Most significantly, the Division Bench then while citing the most relevant case law minces no words to indubitably hold in para 11 that:
It is a well settled law that where the High Court is convinced that the offences are entirely personal in nature and therefore do not affect public peace or tranquility and where it feels that quashing of such proceedings on account of compromise would bring about peace and would secure ends of justice, it should not hesitate to quash them. In such cases, pursuing prosecution would be waste of time and energy. Non-compoundable offences are basically an obstruction in entering into compromise. In certain cases, the main offence is compoundable but the connected offences are not.
In the case of B.S. Joshi and others v. State of Haryana and another 2003 (4) SCC 675, the Hon’ble Apex Court observed that even though the provisions of Section 320 Cr.P.C. would not apply to such offences which are not compoundable, it did not limit or affect the powers under Section 482 Cr.P.C. The Hon’ble Apex Court laid down that if for the purpose of securing the ends of justice, quashing of FIR becomes necessary, section 320 Cr.P.C. would not be a bar to the exercise of power of quashing.
In the nutshell, the Hon’ble Apex Court justified the exercise of powers under Section 482 Cr.P.C. to quash the proceedings to secure the ends of justice in view of the special facts and circumstances of the case, even where the offences were non- compoundable. In the light of the aforesaid, this Court is of the view that notwithstanding the fact the offence under Section 498A IPC is a non-compoundable offence, there should be no impediment in quashing the FIR under this section, if the Court is otherwise satisfied that the facts and circumstances of the case so warrant.
Quite rationally, the Division Bench then clearly stated in para 12 that:
Since the subject matter of this FIR is essentially matrimonial, which now stands mutually and amicably settled between the parties, therefore, continuance of proceedings arising out of the FIR in question would be an exercise in futility and is a fit case for this Court to exercise its inherent jurisdiction.
As a corollary, the Division Bench then holds in para 13 that:
In the facts and circumstances of this case, in view of statement made by the respondent No.2 and the compromise arrived at between the parties, the FIR in question warrants to be put to an end and proceedings emanating thereupon need to be quashed.
Adding more to it, the Division Bench then mandates in para 14 of this notable judgment that:
Accordingly, this Criminal Application is allowed and First Information Report vide C.R. No.389/2020 registered at Bhagyanagar Police Station, Nanded for the offence punishable under Sections 498A, 323, 504, 506 r/w 34 of the Indian Penal Code and the proceedings emanating therefrom are quashed against the applicants.
Finally, the Division Bench then concludes by holding in para 15 that:
This Criminal Application is accordingly disposed of.

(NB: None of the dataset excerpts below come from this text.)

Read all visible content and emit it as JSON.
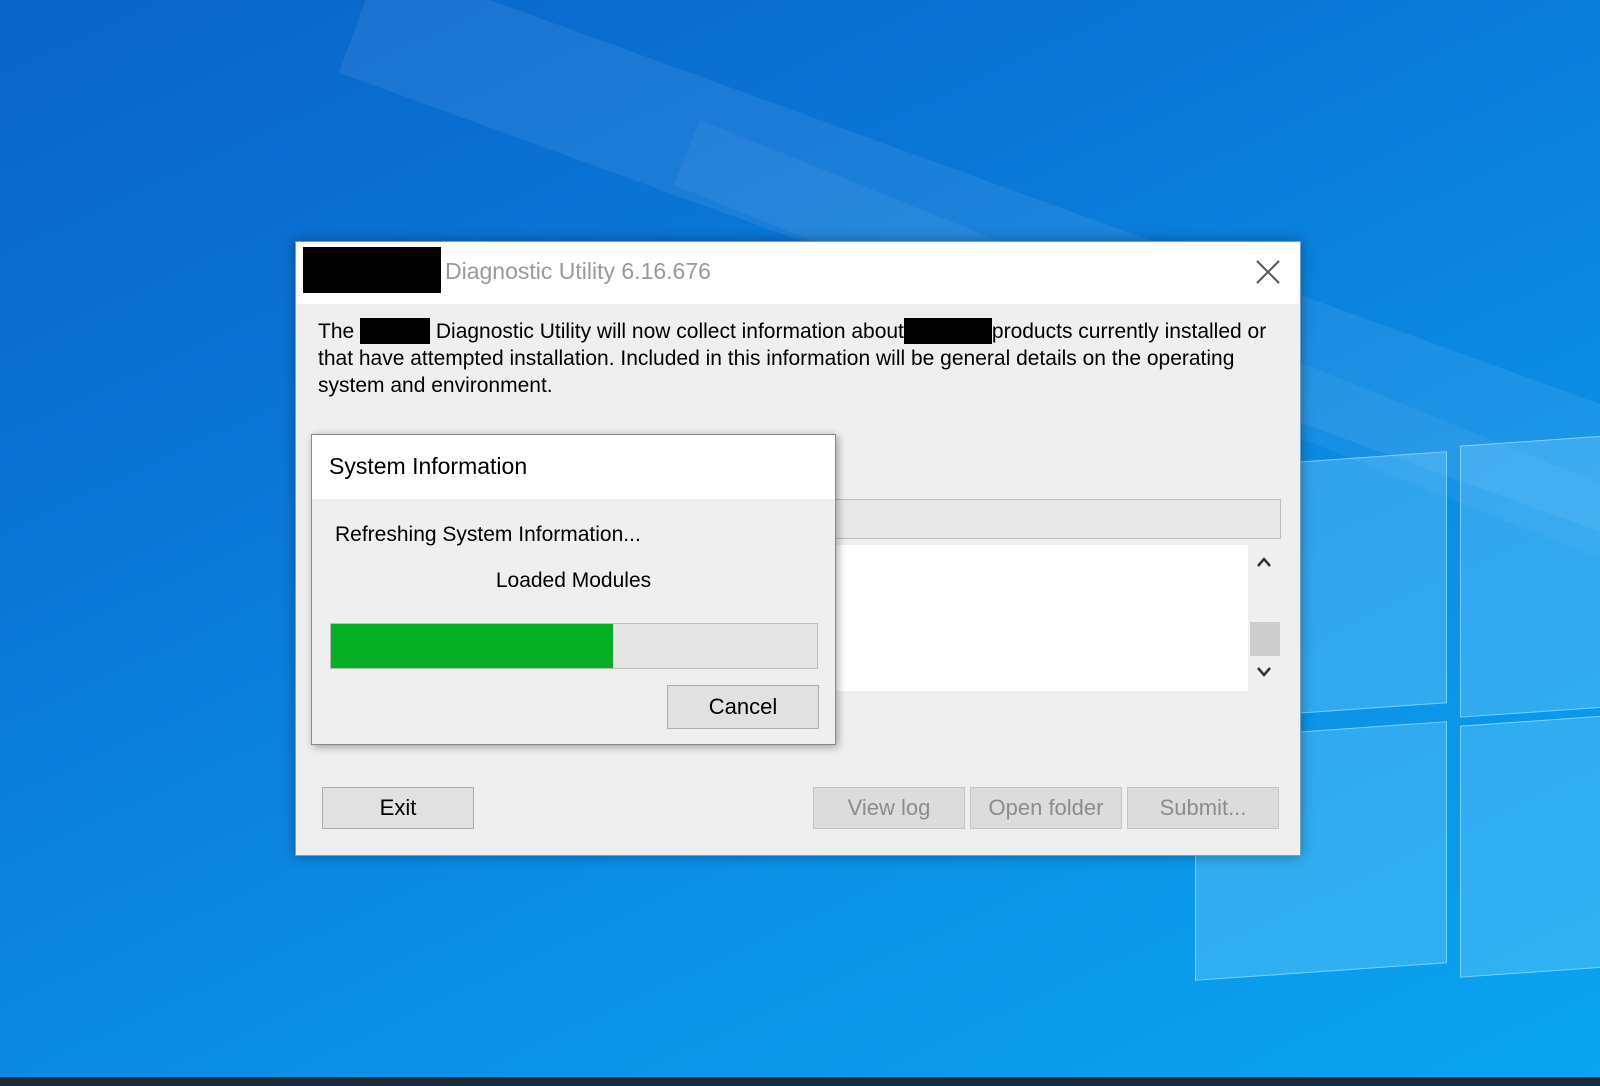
{
  "main_window": {
    "title": "Diagnostic Utility 6.16.676",
    "description": {
      "part1": "The ",
      "part2": " Diagnostic Utility will now collect information about",
      "part3": "products currently installed or that have attempted installation. Included in this information will be general details on the operating system and environment."
    },
    "buttons": {
      "exit": "Exit",
      "view_log": "View log",
      "open_folder": "Open folder",
      "submit": "Submit..."
    }
  },
  "progress_dialog": {
    "title": "System Information",
    "status": "Refreshing System Information...",
    "current_item": "Loaded Modules",
    "progress": 0.58,
    "cancel_label": "Cancel"
  },
  "icons": {
    "close": "close-icon",
    "scroll_up": "chevron-up-icon",
    "scroll_down": "chevron-down-icon"
  },
  "colors": {
    "progress_fill": "#06b025",
    "desktop": "#0a78d8"
  }
}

In essence, we thus see that the Aurangabad Bench of the Bombay High Court has minced just no words to make it indisputably clear that FIR can be quashed in case of non-compoundable offence if it brings peace and secures ends of justice. This will also help a lot in reducing the backlog of pending cases in courts and so it definitely must be encouraged also! It is also certainly a no-brainer and therefore merits no reiteration that all the Courts must definitely pay heed to what the Bombay High Court has laid down so very elegantly, eloquently and effectively in this leading case. There can be just no denying or disputing it!